The summary of the paper highlights the development of Multimodal Large Language Models (MLLMs) by incorporating image-caption, interleaved image-text, and text-only data for pre-training. The research emphasizes factors like the image encoder, resolution, and token count, while de-emphasizing the design of the vision-language connector. The MM1 family of models, scaling up to 30B parameters, shows impressive performance in pre-training metrics and competitive outcomes on various multimodal benchmarks. These models demonstrate capabilities such as in-context learning and multi-image reasoning, aiming to provide valuable insights for creating MLLMs that benefit the research community.


In [None]:
resp = agent.chat("How do the authors evaluate their work?")

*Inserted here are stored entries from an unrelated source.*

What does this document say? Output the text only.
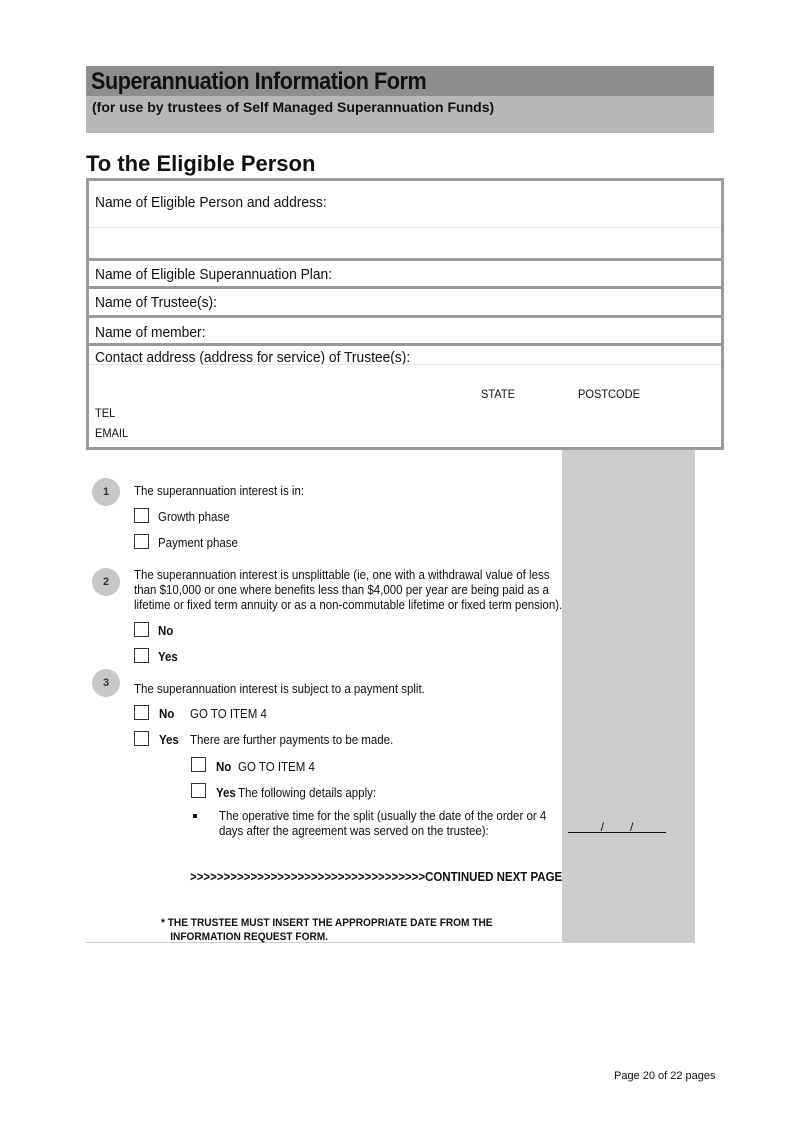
Superannuation Information Form
(for use by trustees of Self Managed Superannuation Funds)
To the Eligible Person
Name of Eligible Person and address:
Name of Eligible Superannuation Plan:
Name of Trustee(s):
Name of member:
Contact address (address for service) of Trustee(s):
STATE	POSTCODE
TEL
EMAIL
1	The superannuation interest is in:
Growth phase
Payment phase
2	The superannuation interest is unsplittable (ie, one with a withdrawal value of less
than $10,000 or one where benefits less than $4,000 per year are being paid as a
lifetime or fixed term annuity or as a non-commutable lifetime or fixed term pension).
No
Yes
3	The superannuation interest is subject to a payment split.
No GO TO ITEM 4
Yes There are further payments to be made.
No GO TO ITEM 4
Yes The following details apply:
The operative time for the split (usually the date of the order or 4
days after the agreement was served on the trustee):	/ /
>>>>>>>>>>>>>>>>>>>>>>>>>>>>>>>>>>>CONTINUED NEXT PAGE
* THE TRUSTEE MUST INSERT THE APPROPRIATE DATE FROM THE
INFORMATION REQUEST FORM.
Page 20 of 22 pages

Added user message to memory: How do the authors evaluate their work?
=== Calling Function ===
Calling function: search with args: {"input":"evaluation methods"}
Got output: The evaluation methods involve synthesizing all benchmark results into a single meta-average number to simplify comparisons. This is achieved by normalizing the evaluation metrics with respect to a baseline configuration, standardizing the results for each task, adjusting every metric by dividing it by its respective baseline, and then averaging across all metrics.



In [None]:
print(str(resp))

The authors evaluate their work by synthesizing all benchmark results into a single meta-average number to simplify comparisons. They normalize the evaluation metrics with respect to a baseline configuration, standardize the results for each task, adjust every metric by dividing it by its respective baseline, and then average across all metrics for evaluation.